La transition économique est plus difficile. L’économie africaine subit encore l’héritage de la colonisation. Les règles et les structures de gestion de l’économie africaine sont restées, après l’indépendance, très centralisées et très sensibles aux aléas politiques. Cependant, les programmes d’ajustement structurel, qui ont parfois aggravé la misère des populations, ont aussi libéré des énergies créatrices et favorisé l’émergence de nouveaux groupes sociaux, en particulier d’entrepreneurs favorables à l’instauration d’un Etat de droit et au renforcement de la société civile. La transition économique bénéficie également du nouvel environnement mondial. Le développement des pays émergents demande une quantité croissante de matières premières.
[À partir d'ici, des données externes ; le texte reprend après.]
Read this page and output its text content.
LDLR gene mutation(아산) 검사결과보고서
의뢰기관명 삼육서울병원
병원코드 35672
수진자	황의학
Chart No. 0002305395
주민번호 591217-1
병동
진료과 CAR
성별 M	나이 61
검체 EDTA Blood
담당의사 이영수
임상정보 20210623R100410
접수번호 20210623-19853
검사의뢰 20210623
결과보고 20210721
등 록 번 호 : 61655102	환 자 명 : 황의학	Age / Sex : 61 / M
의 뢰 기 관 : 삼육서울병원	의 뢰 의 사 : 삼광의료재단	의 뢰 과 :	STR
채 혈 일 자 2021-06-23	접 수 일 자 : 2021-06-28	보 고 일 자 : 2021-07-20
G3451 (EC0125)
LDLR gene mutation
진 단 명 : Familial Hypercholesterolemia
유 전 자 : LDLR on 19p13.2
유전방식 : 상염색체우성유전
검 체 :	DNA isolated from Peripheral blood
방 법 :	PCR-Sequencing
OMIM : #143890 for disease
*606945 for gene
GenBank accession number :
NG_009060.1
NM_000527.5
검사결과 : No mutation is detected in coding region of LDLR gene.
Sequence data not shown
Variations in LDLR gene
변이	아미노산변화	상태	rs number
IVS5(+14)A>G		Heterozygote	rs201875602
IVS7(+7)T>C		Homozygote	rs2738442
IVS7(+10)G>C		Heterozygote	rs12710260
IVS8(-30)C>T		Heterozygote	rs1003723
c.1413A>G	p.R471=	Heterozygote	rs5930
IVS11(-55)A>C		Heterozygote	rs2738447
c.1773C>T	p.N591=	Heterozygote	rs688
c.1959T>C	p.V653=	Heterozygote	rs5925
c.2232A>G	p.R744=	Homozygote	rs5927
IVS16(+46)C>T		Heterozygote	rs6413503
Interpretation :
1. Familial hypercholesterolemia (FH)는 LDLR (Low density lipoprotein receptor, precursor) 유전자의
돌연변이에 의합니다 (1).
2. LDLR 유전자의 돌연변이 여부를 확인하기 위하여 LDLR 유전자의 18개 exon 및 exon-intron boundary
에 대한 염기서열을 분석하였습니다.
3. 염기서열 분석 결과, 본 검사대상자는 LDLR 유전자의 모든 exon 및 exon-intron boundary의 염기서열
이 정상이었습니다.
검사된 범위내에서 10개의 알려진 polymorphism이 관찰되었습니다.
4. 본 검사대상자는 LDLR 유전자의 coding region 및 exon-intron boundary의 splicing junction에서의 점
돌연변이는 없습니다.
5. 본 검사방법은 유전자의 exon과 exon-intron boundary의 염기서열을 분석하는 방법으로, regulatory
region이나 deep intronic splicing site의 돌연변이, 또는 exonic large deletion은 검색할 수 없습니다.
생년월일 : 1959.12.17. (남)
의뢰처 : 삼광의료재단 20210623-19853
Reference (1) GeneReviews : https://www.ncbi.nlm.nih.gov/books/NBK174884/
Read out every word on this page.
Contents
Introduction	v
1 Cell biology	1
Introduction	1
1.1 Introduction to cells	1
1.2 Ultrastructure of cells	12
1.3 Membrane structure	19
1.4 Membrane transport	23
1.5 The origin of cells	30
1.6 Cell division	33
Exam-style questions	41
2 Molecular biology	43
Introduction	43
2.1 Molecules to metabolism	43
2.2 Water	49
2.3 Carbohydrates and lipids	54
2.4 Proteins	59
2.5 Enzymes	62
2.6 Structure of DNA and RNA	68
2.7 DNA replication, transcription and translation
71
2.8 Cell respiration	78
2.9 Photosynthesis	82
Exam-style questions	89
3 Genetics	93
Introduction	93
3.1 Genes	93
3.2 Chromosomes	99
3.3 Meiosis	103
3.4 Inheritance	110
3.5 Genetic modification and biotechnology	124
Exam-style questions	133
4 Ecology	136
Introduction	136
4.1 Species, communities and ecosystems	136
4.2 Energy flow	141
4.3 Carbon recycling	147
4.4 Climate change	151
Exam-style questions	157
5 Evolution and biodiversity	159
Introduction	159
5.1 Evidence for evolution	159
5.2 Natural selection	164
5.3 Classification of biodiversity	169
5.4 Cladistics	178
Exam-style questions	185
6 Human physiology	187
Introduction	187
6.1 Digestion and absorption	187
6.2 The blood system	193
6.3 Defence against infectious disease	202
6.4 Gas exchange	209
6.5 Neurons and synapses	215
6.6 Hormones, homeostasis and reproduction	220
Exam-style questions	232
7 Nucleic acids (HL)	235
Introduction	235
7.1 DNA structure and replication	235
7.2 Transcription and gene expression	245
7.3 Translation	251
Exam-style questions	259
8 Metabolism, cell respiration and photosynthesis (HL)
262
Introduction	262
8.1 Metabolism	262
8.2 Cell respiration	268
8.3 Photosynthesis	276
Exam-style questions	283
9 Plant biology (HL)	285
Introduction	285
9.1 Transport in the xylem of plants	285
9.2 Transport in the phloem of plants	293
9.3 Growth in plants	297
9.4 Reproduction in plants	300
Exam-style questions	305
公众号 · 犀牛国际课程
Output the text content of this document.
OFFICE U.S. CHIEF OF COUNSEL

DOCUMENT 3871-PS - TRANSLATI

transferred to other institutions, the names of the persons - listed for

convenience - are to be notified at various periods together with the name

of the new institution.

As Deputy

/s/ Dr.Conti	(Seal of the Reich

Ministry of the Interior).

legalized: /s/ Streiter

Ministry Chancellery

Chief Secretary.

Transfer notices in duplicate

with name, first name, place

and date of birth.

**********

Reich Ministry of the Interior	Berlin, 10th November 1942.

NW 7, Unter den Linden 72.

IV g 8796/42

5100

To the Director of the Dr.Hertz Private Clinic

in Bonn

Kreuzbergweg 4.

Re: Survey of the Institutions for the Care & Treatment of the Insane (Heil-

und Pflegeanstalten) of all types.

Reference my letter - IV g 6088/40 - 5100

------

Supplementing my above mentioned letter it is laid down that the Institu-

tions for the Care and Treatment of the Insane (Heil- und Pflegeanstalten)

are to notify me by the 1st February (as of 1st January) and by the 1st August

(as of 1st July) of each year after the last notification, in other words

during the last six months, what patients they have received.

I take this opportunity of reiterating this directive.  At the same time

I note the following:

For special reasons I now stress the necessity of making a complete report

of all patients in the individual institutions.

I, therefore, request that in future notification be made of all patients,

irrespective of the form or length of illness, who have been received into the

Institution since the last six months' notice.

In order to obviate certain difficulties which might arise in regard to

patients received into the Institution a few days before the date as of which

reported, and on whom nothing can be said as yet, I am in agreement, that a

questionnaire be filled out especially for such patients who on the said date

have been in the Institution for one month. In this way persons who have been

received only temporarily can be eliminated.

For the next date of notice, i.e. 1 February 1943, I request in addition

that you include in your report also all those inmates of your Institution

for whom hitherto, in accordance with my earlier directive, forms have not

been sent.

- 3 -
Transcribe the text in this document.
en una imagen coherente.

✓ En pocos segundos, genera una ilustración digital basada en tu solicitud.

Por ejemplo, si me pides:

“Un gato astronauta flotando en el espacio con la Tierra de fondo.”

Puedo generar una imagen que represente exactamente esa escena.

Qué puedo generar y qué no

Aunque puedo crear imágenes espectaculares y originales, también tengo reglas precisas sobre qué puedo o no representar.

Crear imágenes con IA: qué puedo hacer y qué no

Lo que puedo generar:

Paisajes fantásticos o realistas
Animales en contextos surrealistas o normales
Ces pays, comme la Chine et le Brésil, offrent à l’Afrique de nouvelles ressources techniques et financières et favorisent ainsi un modèle de développement économique qui n’est plus seulement le rattrapage de l’Occident ; ils proposent des formes de coopération (infrastructure, transformation des matières premières) qui offrent aux pays africains un espace de négociation plus large et moins contraignant.

L’Afrique construit dès aujourd’hui son futur. Elle rentre dans le temps du monde à sa manière, à son rythme. L’Afrique continuera certes à prendre simultanément, selon les régions et selon les communautés, plusieurs directions différentes parmi les trois esquissées ici. Mais ce qui la caractérise aujourd’hui, c’est l’extraordinaire vitalité des hommes et des femmes qui sont en train de lui fabriquer une présence dans le monde hors des images de la misère, de la maladie et de l’analphabétisme. Une Afrique prospère, stable participant au dialogue des cultures, aux échanges économiques et à la construction d’un monde meilleur.



Mamadou Diouf est professeur d’histoire africaine et directeur de l’Institut d’études africaines de l’université de Columbia à New York. Il est l’auteur et l’éditeur de plusieurs ouvrages et articles portant sur les trajectoires historiques, culturelles et politiques des sociétés ouest- africaines.